LIGO Support Ticket 15277
Ticket Information
Number: admin 15277
User: anderson@ligo.caltech.edu
Email: espinoza_e__AT__ligo.caltech.edu,duncan__AT__gravity.phys.uwm.edu
Status: open
Assigned To: adesmet
Date: Fri, 6 Apr 2007 12:37:55 -0700
From: Stuart Anderson <anderson__AT__ligo.caltech.edu>
To: condor-admin__AT__cs.wisc.edu, wenger__AT__cs.wisc.edu
CC: Erik Espinoza <espinoza_e__AT__ligo.caltech.edu>, Brown Duncan
<duncan__AT__gravity.phys.uwm.edu>
Subject: LIGO DAGMan spool directory efficiency
This is a request to understand and possibly enhance the efficiency of the
Condor SPOOL directory use by DAGMan.
We recently had schedd exit with status 44--presumably due to the SPOOL
directory filling up even though there was 15GByte free when we looked
at it ([condor-support #1943]). Since each node in a large DAG creates
a separate copy of a potentially large exeutable in the SPOOL directory
at submit time the hypothesis is that somebody submitted a large DAG that
filled up the filesystem and then failed/cleaned up after itself.
We have also observed (through unscientific random sampling) that the
schedd is often reporting via top that it is in the D state, presumably
waiting for I/O to the SPOOL directory as it spools lots of copies
of the same executables from our predominantly DAGMan users.
Therefore, for performance, both speed and scalability, would it be
possible for DAGMan jobs to more efficiently use the SPOOL directory?
For example, is it possible for DAGMan to automatically submit jobs as
clusters where appropriate? Alternatively, if the same executable
is already cached in the SPOOL directory, what about creating a
hard link for the new job id rather than making another copy?
Thanks.
--
Stuart Anderson anderson__AT__ligo.caltech.edu
http://www.ligo.caltech.edu/~anderson
===========================================================================
Date of creation: Fri Apr 6 14:38:18 2007 (1175888300)
Subject: Actions
Assigned to adesmet by adesmet
===========================================================================
Date of actions: Tue Apr 10 14:52:57 2007 (1176234777)
Date: Tue, 10 Apr 2007 16:20:20 -0500
From: Alan De Smet <adesmet__AT__cs.wisc.edu>
To: adesmet <condor-admin__AT__cs.wisc.edu>
Subject: Re: [condor-admin #15277] LIGO DAGMan spool directory efficiency
> This is a request to understand and possibly enhance the
> efficiency of the Condor SPOOL directory use by DAGMan.
To be clear, DAGMan itself shouldn't be abusing your SPOOL
directory.

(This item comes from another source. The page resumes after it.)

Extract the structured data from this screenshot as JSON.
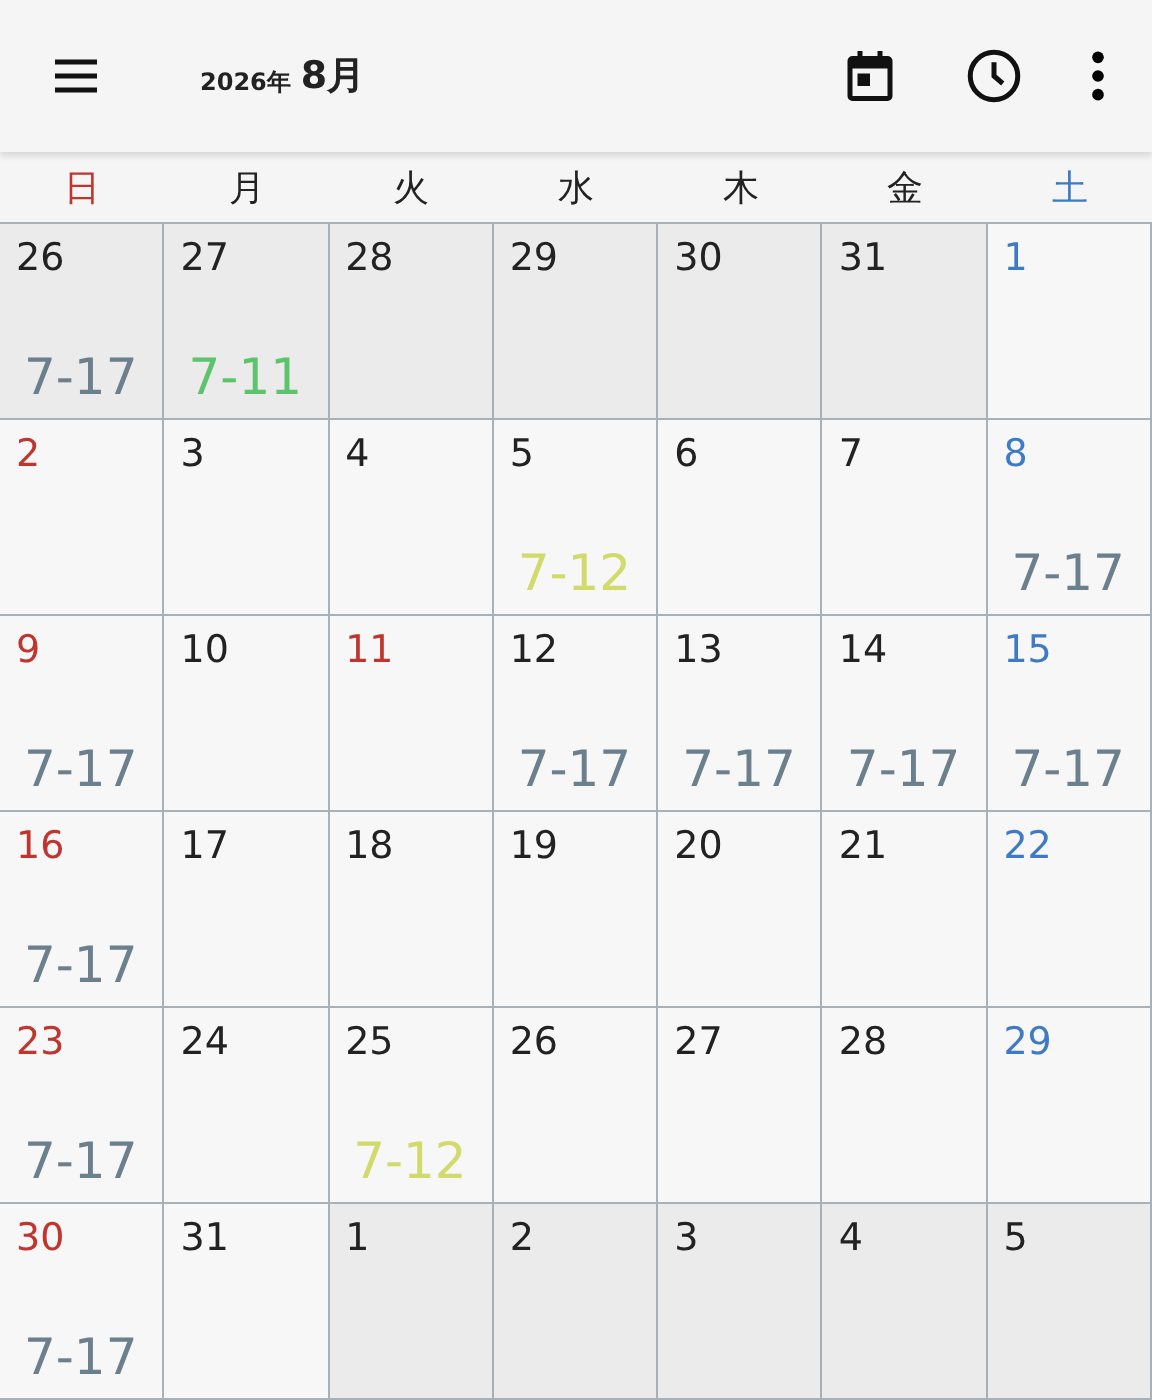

Indeed, DAGMan itself shouldn't be putting anything
into your SPOOL. You're talking about the jobs that DAGMan is
submitting on your behalf. Presumably your problem is that
Condor defaults to copying those jobs' binaries into the SPOOL
directory when they are submitted.
The most direct solution is to add "copy_to_spool=FALSE" to your
submit files. This will eliminate the copying of the execute
file to the spool. This does mean that you need to keep your
executable in place and visible to Condor whenever the
"executable=" specifies in your submit files. (Starting with
Condor 6.9.1, this is the default.)
Having DAGMan submit jobs as clusters would be a serious change
to DAGMan's implementation for relatively minor benefits. You'll
get a much larger benefit from copy_to_spool=FALSE. I'll note it
in our list of ideas, but I don't expect we'll implement it.
Having the schedd use hard links is an interesting idea and would
benefit a wider variety of users. Unfortunately it's also a
pretty serious change, and seems less useful since copy_to_spool
defaults to FALSE from 6.9.1 and onward. Again, I'll note it in
our list, but I'm doubtful that we'll implement it.

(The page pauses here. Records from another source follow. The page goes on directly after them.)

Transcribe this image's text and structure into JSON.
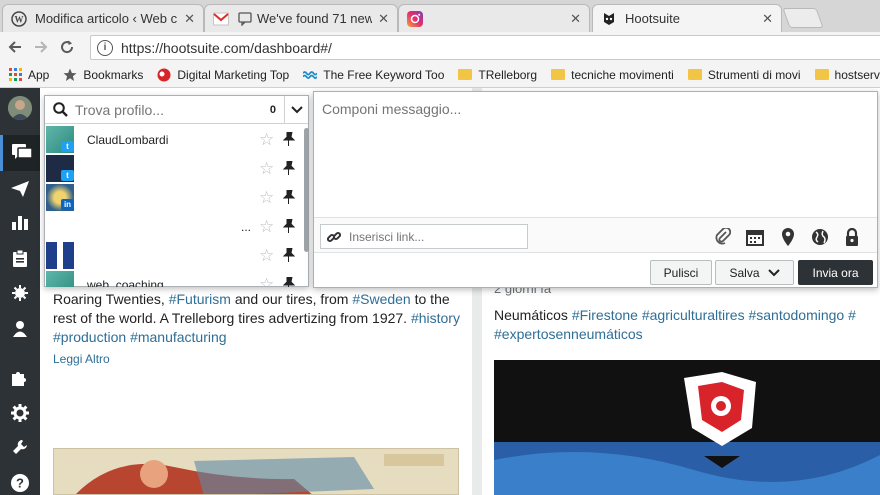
{
  "browser": {
    "tabs": [
      {
        "title": "Modifica articolo ‹ Web c",
        "icon": "wordpress-icon",
        "active": false
      },
      {
        "title": "We've found 71 new",
        "icon": "gmail-icon",
        "active": false
      },
      {
        "title": "",
        "icon": "instagram-icon",
        "active": false
      },
      {
        "title": "Hootsuite",
        "icon": "hootsuite-owl-icon",
        "active": true
      }
    ],
    "url": "https://hootsuite.com/dashboard#/",
    "bookmarks": [
      {
        "label": "App",
        "icon": "apps-grid-icon"
      },
      {
        "label": "Bookmarks",
        "icon": "star-icon"
      },
      {
        "label": "Digital Marketing Top",
        "icon": "red-circle-icon"
      },
      {
        "label": "The Free Keyword Too",
        "icon": "wave-icon"
      },
      {
        "label": "TRelleborg",
        "icon": "folder-icon"
      },
      {
        "label": "tecniche movimenti",
        "icon": "folder-icon"
      },
      {
        "label": "Strumenti di movi",
        "icon": "folder-icon"
      },
      {
        "label": "hostservic",
        "icon": "folder-icon"
      }
    ]
  },
  "composer": {
    "profile_search_placeholder": "Trova profilo...",
    "selected_count": "0",
    "profiles": [
      {
        "name": "ClaudLombardi",
        "network": "twitter"
      },
      {
        "name": "",
        "network": "twitter"
      },
      {
        "name": "",
        "network": "linkedin"
      },
      {
        "name": "...",
        "network": "none"
      },
      {
        "name": "",
        "network": "none"
      },
      {
        "name": "web_coaching",
        "network": "none"
      }
    ],
    "message_placeholder": "Componi messaggio...",
    "link_placeholder": "Inserisci link...",
    "buttons": {
      "clear": "Pulisci",
      "save": "Salva",
      "send": "Invia ora"
    }
  },
  "streams": {
    "left_post": {
      "text_plain_1": "Roaring Twenties, ",
      "tag_futurism": "#Futurism",
      "text_plain_2": " and our tires, from ",
      "tag_sweden": "#Sweden",
      "text_plain_3": " to the rest of the world. A Trelleborg tires advertizing from 1927.",
      "tag_history": "#history",
      "tag_production": "#production",
      "tag_manufacturing": "#manufacturing",
      "read_more": "Leggi Altro"
    },
    "right_post": {
      "time": "2 giorni fa",
      "text_plain": "Neumáticos ",
      "tag_firestone": "#Firestone",
      "tag_agri": "#agriculturaltires",
      "tag_sd": "#santodomingo",
      "tag_cut": "#",
      "tag_expertos": "#expertosenneumáticos"
    }
  },
  "colors": {
    "sidebar": "#2d3236",
    "hashtag": "#2f6e96",
    "active_accent": "#4a90d9"
  }
}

===========================================================================
Date mail was appended: Tue Apr 10 16:20:28 2007 (1176240029)
Date: Tue, 10 Apr 2007 21:51:19 -0700
From: Stuart Anderson <anderson__AT__ligo.caltech.edu>
To: condor-admin response tracking system <condor-admin__AT__cs.wisc.edu>
CC: espinoza_e__AT__ligo.caltech.edu, duncan__AT__gravity.phys.uwm.edu
Subject: Re: [condor-admin #15277] LIGO DAGMan spool directory efficiency
On Tue, Apr 10, 2007 at 04:20:28PM -0500, condor-admin response tracking system wrote:
> > This is a request to understand and possibly enhance the
> > efficiency of the Condor SPOOL directory use by DAGMan.
>
> To be clear, DAGMan itself shouldn't be abusing your SPOOL
> directory. Indeed, DAGMan itself shouldn't be putting anything
> into your SPOOL. You're talking about the jobs that DAGMan is
> submitting on your behalf. Presumably your problem is that
> Condor defaults to copying those jobs' binaries into the SPOOL
> directory when they are submitted.
Understood. However we use DAGMan to manage the majority of our Condor jobs.
>
> The most direct solution is to add "copy_to_spool=FALSE" to your
> submit files. This will eliminate the copying of the execute
> file to the spool. This does mean that you need to keep your
> executable in place and visible to Condor whenever the
> "executable=" specifies in your submit files. (Starting with
> Condor 6.9.1, this is the default.)
>
> Having DAGMan submit jobs as clusters would be a serious change
> to DAGMan's implementation for relatively minor benefits. You'll
> get a much larger benefit from copy_to_spool=FALSE. I'll note it
> in our list of ideas, but I don't expect we'll implement it.
>
> Having the schedd use hard links is an interesting idea and would
> benefit a wider variety of users. Unfortunately it's also a
> pretty serious change, and seems less useful since copy_to_spool
> defaults to FALSE from 6.9.1 and onward. Again, I'll note it in
> our list, but I'm doubtful that we'll implement it.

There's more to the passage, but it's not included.